The one-day conference was held at Buta Palace in Baku and attended by 200 participants from 12 countries. It was organized by the Government of Azerbaijan, UNICEF and the Heydar Aliyev Foundation.
The four world-class musicians performed with the Azerbaijan National Symphonic Orchestra in the evening after the conference. They will also meet and play music on Wednesday alongside children with disabilities living in a boarding school for students with visual impairment, and visit an institution for children with psycho-neurological disabilities. On Thursday they will see a day care where children receive education and additional support while remaining with their families and interacting with the wider community – a model which UNICEF supports. This is the Philharmoniker`s first field visit for the UN body for children.

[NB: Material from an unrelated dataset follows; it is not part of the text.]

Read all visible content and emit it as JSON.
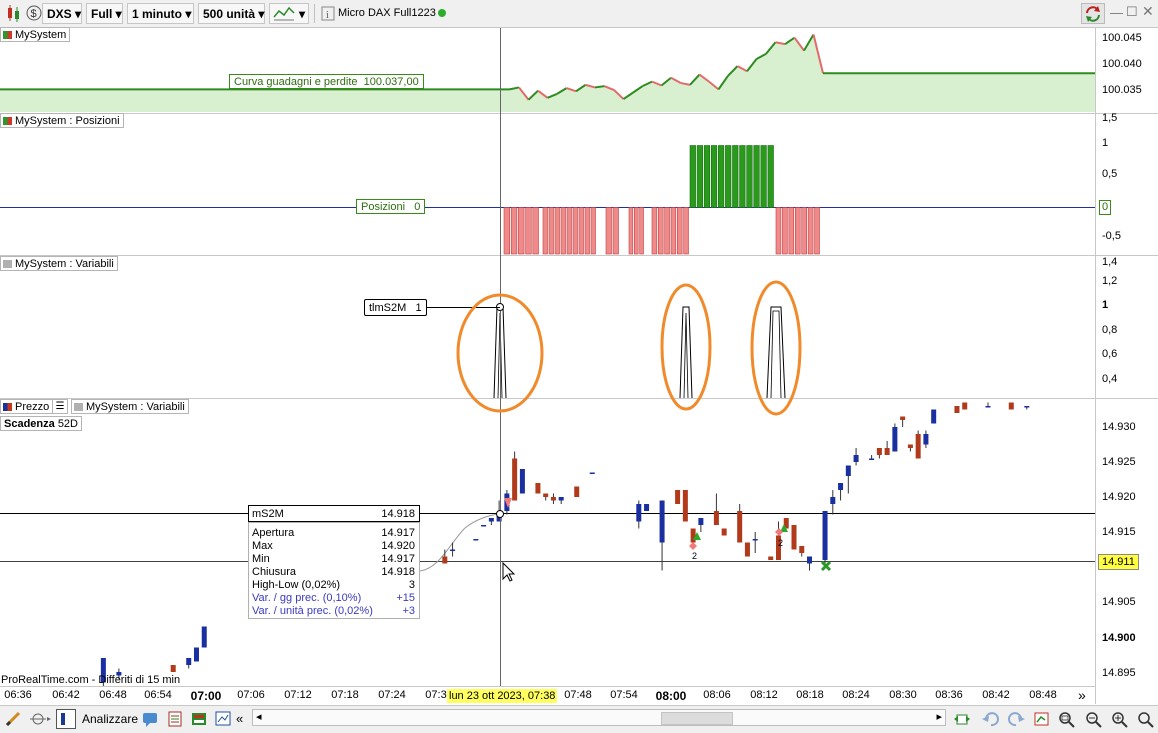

Both the conference and campaign underscore the need for policy reforms and a change in societal attitude in much of the region where many families still tend to hide children with disabilities because of the stigma in society. Moreover, surveys show that parents of children without disabilities do not want their children to share classes with children who do have disabilities, particularly those who have mental disabilities.
“Children with disabilities and in need of special care live by our side. Incredible as it may seem, but in the most of the cases it is them who understand best what it means not to be accepted by society. International institutions, national governments, financial institutions, people with goodwill, people who are not indifferent to the fate of children should pool their efforts”, said Mehriban Aliyev, the first lady of Azerbaijan and president of the Heydar Aliyev Foundation. Elchin Efendiyev, the deputy Prime Minister, also attended the conference.
Besides changing attitudes, more needs to be done on the policy making front. “Azerbaijan was one of the first countries in the region to ratify the Convention on the Rights of Persons with Disability. UNICEF is encouraged to see the work now starting in Azerbaijan so all children can grow up without discrimination, regardless of whether or not they have disabilities, and can have equal opportunities throughout their lives.” said Mark Hereward, UNICEF Representative in Azerbaijan.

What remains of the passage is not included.